ん?待てよ。本当にすぐに来るんじゃないか?そして、セカンドムもそれをわかっている?


セカンドムは、シロエの精神状態は時間が経てば持ち直すと言っていた。


仮に勇者がシロエを奪還しに魔界に攻めて来るとしても、それはお互いに最終決戦になるであろうから、まだ先のことだと考えていた。

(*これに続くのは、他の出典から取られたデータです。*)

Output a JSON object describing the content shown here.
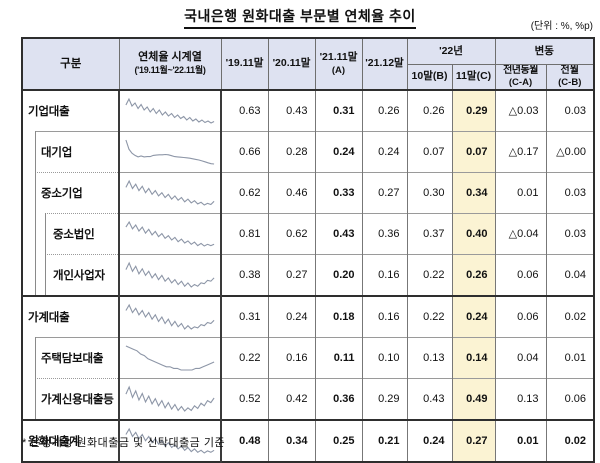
{
  "title": "국내은행 원화대출 부문별 연체율 추이",
  "unit_label": "(단위 : %, %p)",
  "footnote": "* 은행계정 원화대출금 및 신탁대출금 기준",
  "colors": {
    "header_bg": "#dee2f1",
    "highlight_col_bg": "#fbf3d3",
    "sparkline": "#8d96a7",
    "border_dark": "#2e2e2e",
    "border_light": "#9a9a9a"
  },
  "table": {
    "headers": {
      "category": "구분",
      "timeseries_line1": "연체율 시계열",
      "timeseries_line2": "('19.11월~'22.11월)",
      "col_1911": "'19.11말",
      "col_2011": "'20.11말",
      "col_2111_line1": "'21.11말",
      "col_2111_line2": "(A)",
      "col_2112": "'21.12말",
      "group_2022": "'22년",
      "col_oct": "10말(B)",
      "col_nov": "11말(C)",
      "group_change": "변동",
      "col_yoy_line1": "전년동월",
      "col_yoy_line2": "(C-A)",
      "col_mom_line1": "전월",
      "col_mom_line2": "(C-B)"
    },
    "rows": [
      {
        "label": "기업대출",
        "level": 0,
        "values": [
          "0.63",
          "0.43",
          "0.31",
          "0.26",
          "0.26",
          "0.29",
          "△0.03",
          "0.03"
        ],
        "sparkline": [
          0.62,
          0.74,
          0.6,
          0.66,
          0.55,
          0.63,
          0.52,
          0.58,
          0.48,
          0.55,
          0.45,
          0.52,
          0.42,
          0.48,
          0.4,
          0.45,
          0.37,
          0.42,
          0.35,
          0.39,
          0.32,
          0.37,
          0.3,
          0.34,
          0.28,
          0.32,
          0.27,
          0.3,
          0.26,
          0.29
        ]
      },
      {
        "label": "대기업",
        "level": 1,
        "values": [
          "0.66",
          "0.28",
          "0.24",
          "0.24",
          "0.07",
          "0.07",
          "△0.17",
          "△0.00"
        ],
        "sparkline": [
          0.85,
          0.55,
          0.42,
          0.35,
          0.3,
          0.33,
          0.3,
          0.31,
          0.31,
          0.35,
          0.36,
          0.37,
          0.37,
          0.38,
          0.37,
          0.34,
          0.31,
          0.3,
          0.29,
          0.28,
          0.27,
          0.26,
          0.24,
          0.22,
          0.2,
          0.17,
          0.14,
          0.11,
          0.08,
          0.07
        ]
      },
      {
        "label": "중소기업",
        "level": 1,
        "values": [
          "0.62",
          "0.46",
          "0.33",
          "0.27",
          "0.30",
          "0.34",
          "0.01",
          "0.03"
        ],
        "sparkline": [
          0.6,
          0.72,
          0.58,
          0.66,
          0.54,
          0.62,
          0.5,
          0.58,
          0.47,
          0.54,
          0.44,
          0.5,
          0.41,
          0.47,
          0.38,
          0.44,
          0.36,
          0.41,
          0.33,
          0.38,
          0.31,
          0.35,
          0.29,
          0.32,
          0.27,
          0.3,
          0.28,
          0.34
        ]
      },
      {
        "label": "중소법인",
        "level": 2,
        "values": [
          "0.81",
          "0.62",
          "0.43",
          "0.36",
          "0.37",
          "0.40",
          "△0.04",
          "0.03"
        ],
        "sparkline": [
          0.8,
          0.92,
          0.76,
          0.85,
          0.71,
          0.8,
          0.66,
          0.75,
          0.62,
          0.7,
          0.58,
          0.65,
          0.54,
          0.6,
          0.5,
          0.56,
          0.46,
          0.52,
          0.43,
          0.48,
          0.4,
          0.45,
          0.37,
          0.42,
          0.36,
          0.4,
          0.37,
          0.4
        ]
      },
      {
        "label": "개인사업자",
        "level": 2,
        "values": [
          "0.38",
          "0.27",
          "0.20",
          "0.16",
          "0.22",
          "0.26",
          "0.06",
          "0.04"
        ],
        "sparkline": [
          0.36,
          0.44,
          0.34,
          0.4,
          0.31,
          0.37,
          0.29,
          0.34,
          0.26,
          0.31,
          0.24,
          0.29,
          0.22,
          0.26,
          0.2,
          0.24,
          0.18,
          0.22,
          0.16,
          0.2,
          0.15,
          0.18,
          0.16,
          0.2,
          0.19,
          0.23,
          0.22,
          0.26
        ]
      },
      {
        "label": "가계대출",
        "level": 0,
        "thick_top": true,
        "values": [
          "0.31",
          "0.24",
          "0.18",
          "0.16",
          "0.22",
          "0.24",
          "0.06",
          "0.02"
        ],
        "sparkline": [
          0.33,
          0.38,
          0.31,
          0.35,
          0.29,
          0.33,
          0.27,
          0.31,
          0.25,
          0.29,
          0.23,
          0.27,
          0.21,
          0.25,
          0.19,
          0.23,
          0.18,
          0.21,
          0.16,
          0.19,
          0.16,
          0.18,
          0.17,
          0.2,
          0.19,
          0.22,
          0.21,
          0.24
        ]
      },
      {
        "label": "주택담보대출",
        "level": 1,
        "values": [
          "0.22",
          "0.16",
          "0.11",
          "0.10",
          "0.13",
          "0.14",
          "0.04",
          "0.01"
        ],
        "sparkline": [
          0.24,
          0.23,
          0.22,
          0.21,
          0.19,
          0.18,
          0.16,
          0.15,
          0.14,
          0.13,
          0.12,
          0.11,
          0.11,
          0.1,
          0.1,
          0.09,
          0.09,
          0.09,
          0.09,
          0.1,
          0.1,
          0.11,
          0.12,
          0.13,
          0.14
        ]
      },
      {
        "label": "가계신용대출등",
        "level": 1,
        "values": [
          "0.52",
          "0.42",
          "0.36",
          "0.29",
          "0.43",
          "0.49",
          "0.13",
          "0.06"
        ],
        "sparkline": [
          0.55,
          0.66,
          0.5,
          0.6,
          0.46,
          0.56,
          0.43,
          0.52,
          0.4,
          0.48,
          0.37,
          0.45,
          0.34,
          0.42,
          0.32,
          0.39,
          0.3,
          0.36,
          0.29,
          0.34,
          0.3,
          0.37,
          0.33,
          0.41,
          0.37,
          0.45,
          0.42,
          0.49
        ]
      },
      {
        "label": "원화대출계",
        "level": 0,
        "thick_top": true,
        "all_bold": true,
        "values": [
          "0.48",
          "0.34",
          "0.25",
          "0.21",
          "0.24",
          "0.27",
          "0.01",
          "0.02"
        ],
        "sparkline": [
          0.5,
          0.58,
          0.47,
          0.53,
          0.44,
          0.5,
          0.41,
          0.47,
          0.38,
          0.44,
          0.36,
          0.41,
          0.33,
          0.38,
          0.31,
          0.35,
          0.29,
          0.33,
          0.27,
          0.31,
          0.25,
          0.29,
          0.24,
          0.27,
          0.23,
          0.26,
          0.24,
          0.27
        ]
      }
    ]
  }
}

それならば、別に私がこうしてシロエをなだめる必要はないのではないか?


逆に、近いうちに勇者がシロエを奪い返しに来るから、急いでいるのではないか?


というか、奪い返しに来させようとしている…というのは考え過ぎか?




私はセカンドムに一つ疑念を抱く。


しかし、あいつのことだ。問い詰めたところで適当なことを言うかもしれない。


ならばと、私はファーストリアにこのことを聞いてみることにして、保留する。




本来の目的に戻り、私はシロエに勇者の話題を振ってみることにした。




「どうやらアカバネと面識はあるが、勇者としての奴のことはあまり知らないようだな」


「………」




「しかし、王女様とこんなに仲がいいとはな。勇者の仲間には女が多いと聞いていたが、人間にはあれが色男に見えるのか?」


「……………」




「噂によると、かなり暴れてくれているようだが、我らが本気を出せば返り討ちだろうさ」


「………」




「お前を助けるためとはいえ、あんな無茶をするとは、何を考えているのかわからない奴だな」


「………」




「でも、強い男は嫌いじゃないな。魔王様が許してくださるなら、私のモノにするのも悪くない」


「……………」




ふむ、微妙にだが反応があるな。


こんな鬼気迫る状況でもわずかに反応があるということは、こちらの話をしっかり聞いているということ。


そして、シロエの中では重要なことであるということ。




会話の糸口を掴んだが、私は少しあきれた。


自分で振っておいてなんだが、こんな状況で気にできるものか?人間の女はそういうものなのか?


こいつはそんなに勇者に好意を持っているのか。




女が男に執着するのは魔族も同じだ。だからその方向性も確認したのだ。


だが魔族とは反応の仕方が違った。


魔族は嫉妬を向上心の一種と捉えている。だから、男の事でも競争事でもはっきりと主張する。


だが、どうやら人間は逆のようだ。表に出ようとする感情を抑え込んでいる。




私はそれに気づくと、そのはっきりしない態度が癇に障った。